[lttng-dev] Using lttng-ust with xenomai

Norbert Lange nolange79 at gmail.com
Fri Nov 22 12:44:58 EST 2019


Am Fr., 22. Nov. 2019 um 16:52 Uhr schrieb Jan Kiszka <jan.kiszka at siemens.com>:
>
> On 22.11.19 16:42, Mathieu Desnoyers wrote:
> > ----- On Nov 22, 2019, at 4:14 AM, Norbert Lange nolange79 at gmail.com wrote:
> >
> >> Hello,
> >>
> >> I already started a thread over at xenomai.org [1], but I guess its
> >> more efficient to ask here aswell.
> >> The basic concept is that xenomai thread run *below* Linux (threads
> >> and irg handlers), which means that xenomai threads must not use any
> >
> > I guess you mean "irq handlers" here.
> >
> >> linux services like the futex syscall or socket communication.
> >>
> >> ## tracepoints
> >>
> >> expecting that tracepoints are the only thing that should be used from
> >> the xenomai threads, is there anything using linux services.
> >> the "bulletproof" urcu apparently does not need anything for the
> >> reader lock (aslong as the thread is already registered),
> >
> > Indeed the first time the urcu-bp read-lock is encountered by a thread,
> > the thread registration is performed, which requires locks, memory allocation,
> > and so on.

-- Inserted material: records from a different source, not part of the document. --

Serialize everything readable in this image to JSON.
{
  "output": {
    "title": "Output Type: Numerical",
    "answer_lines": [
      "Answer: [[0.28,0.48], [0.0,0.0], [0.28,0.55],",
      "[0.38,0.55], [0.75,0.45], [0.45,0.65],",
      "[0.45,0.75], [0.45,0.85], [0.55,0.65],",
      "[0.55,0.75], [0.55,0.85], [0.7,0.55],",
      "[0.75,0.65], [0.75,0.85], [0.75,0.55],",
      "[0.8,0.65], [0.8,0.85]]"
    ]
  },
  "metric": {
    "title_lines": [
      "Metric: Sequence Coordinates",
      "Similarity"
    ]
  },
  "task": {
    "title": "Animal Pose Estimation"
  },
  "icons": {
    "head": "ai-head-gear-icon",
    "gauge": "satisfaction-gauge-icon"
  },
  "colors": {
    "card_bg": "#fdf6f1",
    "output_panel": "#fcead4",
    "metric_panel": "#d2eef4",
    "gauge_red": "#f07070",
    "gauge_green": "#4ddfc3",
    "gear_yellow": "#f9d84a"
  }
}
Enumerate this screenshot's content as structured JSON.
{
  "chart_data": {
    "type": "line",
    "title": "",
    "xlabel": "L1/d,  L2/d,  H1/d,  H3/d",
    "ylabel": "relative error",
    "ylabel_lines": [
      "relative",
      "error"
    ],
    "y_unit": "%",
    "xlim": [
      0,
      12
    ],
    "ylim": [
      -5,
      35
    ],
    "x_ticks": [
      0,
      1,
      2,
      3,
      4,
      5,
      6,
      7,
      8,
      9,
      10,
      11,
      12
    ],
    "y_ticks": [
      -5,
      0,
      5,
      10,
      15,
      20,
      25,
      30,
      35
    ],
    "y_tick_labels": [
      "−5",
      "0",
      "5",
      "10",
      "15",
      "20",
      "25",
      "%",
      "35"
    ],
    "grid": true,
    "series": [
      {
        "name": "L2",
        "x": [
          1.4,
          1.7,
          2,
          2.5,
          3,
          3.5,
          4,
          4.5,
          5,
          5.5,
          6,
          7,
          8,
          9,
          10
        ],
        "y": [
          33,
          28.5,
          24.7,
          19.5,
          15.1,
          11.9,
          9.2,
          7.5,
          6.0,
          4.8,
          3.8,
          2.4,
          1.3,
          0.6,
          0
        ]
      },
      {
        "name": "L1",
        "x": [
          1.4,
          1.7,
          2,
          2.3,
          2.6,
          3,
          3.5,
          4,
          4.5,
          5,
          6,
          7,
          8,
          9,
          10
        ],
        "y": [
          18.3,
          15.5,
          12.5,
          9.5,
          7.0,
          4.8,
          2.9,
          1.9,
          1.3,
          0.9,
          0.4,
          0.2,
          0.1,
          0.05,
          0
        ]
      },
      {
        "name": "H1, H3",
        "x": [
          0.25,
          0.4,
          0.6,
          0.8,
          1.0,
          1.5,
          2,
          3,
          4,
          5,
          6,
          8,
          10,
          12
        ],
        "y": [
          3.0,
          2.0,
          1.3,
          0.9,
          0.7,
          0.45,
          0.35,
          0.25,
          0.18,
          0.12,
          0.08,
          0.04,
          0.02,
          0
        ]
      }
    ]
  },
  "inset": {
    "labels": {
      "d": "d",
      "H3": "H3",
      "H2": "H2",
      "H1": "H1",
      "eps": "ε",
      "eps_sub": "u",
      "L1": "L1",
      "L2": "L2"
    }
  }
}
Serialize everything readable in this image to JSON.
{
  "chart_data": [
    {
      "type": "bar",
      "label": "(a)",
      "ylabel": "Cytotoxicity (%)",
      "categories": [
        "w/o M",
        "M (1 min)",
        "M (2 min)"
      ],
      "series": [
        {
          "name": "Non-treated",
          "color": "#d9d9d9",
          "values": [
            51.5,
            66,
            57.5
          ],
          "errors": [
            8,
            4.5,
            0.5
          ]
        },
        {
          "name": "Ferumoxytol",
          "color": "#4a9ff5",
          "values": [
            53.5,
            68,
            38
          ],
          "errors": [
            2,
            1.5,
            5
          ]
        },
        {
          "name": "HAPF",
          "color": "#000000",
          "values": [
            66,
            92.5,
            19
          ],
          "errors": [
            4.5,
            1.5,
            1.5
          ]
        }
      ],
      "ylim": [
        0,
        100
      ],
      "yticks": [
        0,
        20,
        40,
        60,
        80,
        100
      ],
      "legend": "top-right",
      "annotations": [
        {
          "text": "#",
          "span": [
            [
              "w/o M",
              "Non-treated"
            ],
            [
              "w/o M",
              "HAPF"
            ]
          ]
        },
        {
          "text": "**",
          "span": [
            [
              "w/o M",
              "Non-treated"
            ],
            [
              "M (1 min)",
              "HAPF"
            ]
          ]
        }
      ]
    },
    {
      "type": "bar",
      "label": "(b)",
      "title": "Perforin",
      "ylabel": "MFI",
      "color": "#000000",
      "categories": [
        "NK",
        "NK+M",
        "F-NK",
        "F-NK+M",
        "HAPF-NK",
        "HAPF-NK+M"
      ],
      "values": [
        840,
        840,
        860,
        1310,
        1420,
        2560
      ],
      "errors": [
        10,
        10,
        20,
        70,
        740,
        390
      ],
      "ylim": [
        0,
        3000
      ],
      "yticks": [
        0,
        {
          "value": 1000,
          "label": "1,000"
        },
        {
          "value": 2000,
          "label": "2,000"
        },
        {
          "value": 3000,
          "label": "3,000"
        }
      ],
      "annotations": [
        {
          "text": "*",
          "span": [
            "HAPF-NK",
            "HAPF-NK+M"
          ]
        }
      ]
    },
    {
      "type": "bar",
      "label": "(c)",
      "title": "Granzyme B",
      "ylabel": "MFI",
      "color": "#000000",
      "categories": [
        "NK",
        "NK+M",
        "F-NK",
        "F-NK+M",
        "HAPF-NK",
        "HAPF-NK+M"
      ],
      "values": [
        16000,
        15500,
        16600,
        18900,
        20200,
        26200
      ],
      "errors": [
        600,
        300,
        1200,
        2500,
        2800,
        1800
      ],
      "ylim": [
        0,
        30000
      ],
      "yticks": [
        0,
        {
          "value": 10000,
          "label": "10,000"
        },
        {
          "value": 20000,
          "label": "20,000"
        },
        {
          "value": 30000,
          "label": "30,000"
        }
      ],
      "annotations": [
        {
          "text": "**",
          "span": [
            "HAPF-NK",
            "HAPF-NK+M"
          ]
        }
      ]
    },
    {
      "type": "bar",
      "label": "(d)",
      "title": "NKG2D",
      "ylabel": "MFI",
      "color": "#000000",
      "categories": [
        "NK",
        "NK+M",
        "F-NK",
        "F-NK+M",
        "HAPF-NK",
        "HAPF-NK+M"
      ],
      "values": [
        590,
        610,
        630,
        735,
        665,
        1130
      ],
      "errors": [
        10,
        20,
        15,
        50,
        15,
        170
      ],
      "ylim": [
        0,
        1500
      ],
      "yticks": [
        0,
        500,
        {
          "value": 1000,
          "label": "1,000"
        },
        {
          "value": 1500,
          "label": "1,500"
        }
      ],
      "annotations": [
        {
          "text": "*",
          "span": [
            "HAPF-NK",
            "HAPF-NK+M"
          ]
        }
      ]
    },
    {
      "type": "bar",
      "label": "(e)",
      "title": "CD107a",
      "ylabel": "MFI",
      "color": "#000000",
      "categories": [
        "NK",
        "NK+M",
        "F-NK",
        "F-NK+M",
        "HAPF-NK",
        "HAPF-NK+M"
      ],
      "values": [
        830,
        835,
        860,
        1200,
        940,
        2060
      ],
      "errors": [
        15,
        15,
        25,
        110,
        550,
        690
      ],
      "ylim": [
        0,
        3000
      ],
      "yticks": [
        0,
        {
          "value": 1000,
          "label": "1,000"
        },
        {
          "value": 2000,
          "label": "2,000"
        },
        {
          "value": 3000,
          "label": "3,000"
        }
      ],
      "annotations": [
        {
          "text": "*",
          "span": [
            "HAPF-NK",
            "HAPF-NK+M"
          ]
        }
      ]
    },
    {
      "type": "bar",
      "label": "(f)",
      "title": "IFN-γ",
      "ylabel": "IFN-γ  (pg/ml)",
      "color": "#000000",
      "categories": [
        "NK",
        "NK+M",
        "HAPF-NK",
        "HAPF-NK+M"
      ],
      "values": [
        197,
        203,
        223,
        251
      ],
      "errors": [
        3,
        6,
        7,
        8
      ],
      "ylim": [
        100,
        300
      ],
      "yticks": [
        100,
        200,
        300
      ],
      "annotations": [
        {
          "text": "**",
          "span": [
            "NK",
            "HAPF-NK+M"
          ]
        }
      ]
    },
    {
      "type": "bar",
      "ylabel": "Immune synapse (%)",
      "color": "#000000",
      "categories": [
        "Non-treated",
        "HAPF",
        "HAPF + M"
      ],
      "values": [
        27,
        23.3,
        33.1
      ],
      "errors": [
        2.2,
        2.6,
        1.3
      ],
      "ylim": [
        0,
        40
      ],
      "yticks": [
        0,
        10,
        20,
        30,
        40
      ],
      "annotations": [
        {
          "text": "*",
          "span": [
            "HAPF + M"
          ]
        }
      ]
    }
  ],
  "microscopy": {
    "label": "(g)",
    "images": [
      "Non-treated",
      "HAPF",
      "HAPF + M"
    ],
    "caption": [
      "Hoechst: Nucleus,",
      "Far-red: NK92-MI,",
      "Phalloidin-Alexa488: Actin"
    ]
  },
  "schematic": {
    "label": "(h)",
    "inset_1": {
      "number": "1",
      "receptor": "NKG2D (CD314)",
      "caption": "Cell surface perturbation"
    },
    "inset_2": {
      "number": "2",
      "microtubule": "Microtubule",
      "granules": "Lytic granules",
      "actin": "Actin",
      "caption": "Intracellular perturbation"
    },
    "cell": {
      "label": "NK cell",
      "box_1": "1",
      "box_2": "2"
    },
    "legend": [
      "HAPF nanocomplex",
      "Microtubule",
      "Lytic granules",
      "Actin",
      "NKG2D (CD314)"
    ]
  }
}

After that, the thread can use urcu-bp read-side lock without
> > requiring any system call.
>
> So, we will probably want to perform such a registration unconditionally
> (in case lttng usage is enabled) for our RT threads during their setup.

Who is we? Do you plan to add automatic support at xenomai mainline?

But yes, some setup is likely needed if one wants to use lttng


> >
> > That's indeed a good point. I suspect membarrier may not send any IPI
> > to Xenomai threads (that would have to be confirmed). I suspect the
> > latency introduced by this IPI would be unwanted.
>
> Is an "IPI" a POSIX signal here? Or are real IPI that delivers an
> interrupt to Linux on another CPU? The latter would still be possible,
> but it would be delayed until all Xenomai threads on that core eventual
> took a break (which should happen a couple of times per second under
> normal conditions - 100% RT load is an illegal application state).

Not POSIX, some inter-thread interrupts. point is the syscall waits
for the set of
registered *running* Linux threads. I doubt Xenomai threads can be reached that
way, the shadow Linux thread will be idle and it won't block.
I dont think its worth extending this syscall (seems rather dangerous actually,
given that I had some deadlocks with other "lazy schemes", see below)

>
> >
> >> liburcu has configure options allow forcing the usage of this syscall
> >> but not disabling it, which likely is necessary for Xenomai.
> >
> > I suspect what you'd need there is a way to allow a process to tell
> > liburcu-bp (or liburcu) to always use the fall-back mechanism which does
> > not rely on sys_membarrier. This could be allowed before the first use of
> > the library. I think extending the liburcu APIs to allow this should be
> > straightforward enough. This approach would be more flexible than requiring
> > liburcu to be specialized at configure time. This new API would return an error
> > if invoked with a liburcu library compiled with --disable-sys-membarrier-fallback.
> >
> > If you have control over your entire system's kernel, you may want to try
> > just configuring the kernel within CONFIG_MEMBARRIER=n in the meantime.
> >
> > Another thing to make sure is to have a glibc and Linux kernel which perform
> > clock_gettime() as vDSO for the monotonic clock, because you don't want a
> > system call there. If that does not work for you, you can alternatively
> > implement your own lttng-ust and lttng-modules clock plugin .so/.ko to override
> > the clock used by lttng, and for instance use TSC directly. See for instance
> > the lttng-ust(3) LTTNG_UST_CLOCK_PLUGIN environment variable.
>
> clock_gettime & Co for a Xenomai application is syscall-free as well.

Yes, and that gave me a deadlock already, if a library us not compiled
for Xenomai,
it will either use the syscall (and you detect that immediatly) or it
will work most of the time,
and lock up once in a while if a Linux thread took the "writer lock"
of the VDSO structures
and your high priority xenomai thread is busy waiting infinitely.

Only sane approach would be to use either the xenomai function directly,
or recreate the function (rdtsc + interpolation on x86).
Either compiling/patching lttng for Cobalt (which I really would not
want to do) or using a
clock plugin.
If the later is supposed to be minimal, then that would mean I would
have to get the
interpolation factors cobalt uses (without bringing in libcobalt).

Btw. the Xenomai and Linux monotonic clocks arent synchronised at all
AFAIK, so timestamps will
be different to the rest of Linux.
On my last plattform I did some tracing using internal stamp and
regulary wrote a
block with internal and external timestamps so those could be
converted "offline".
Anything similar with lttng or tools handling the traces?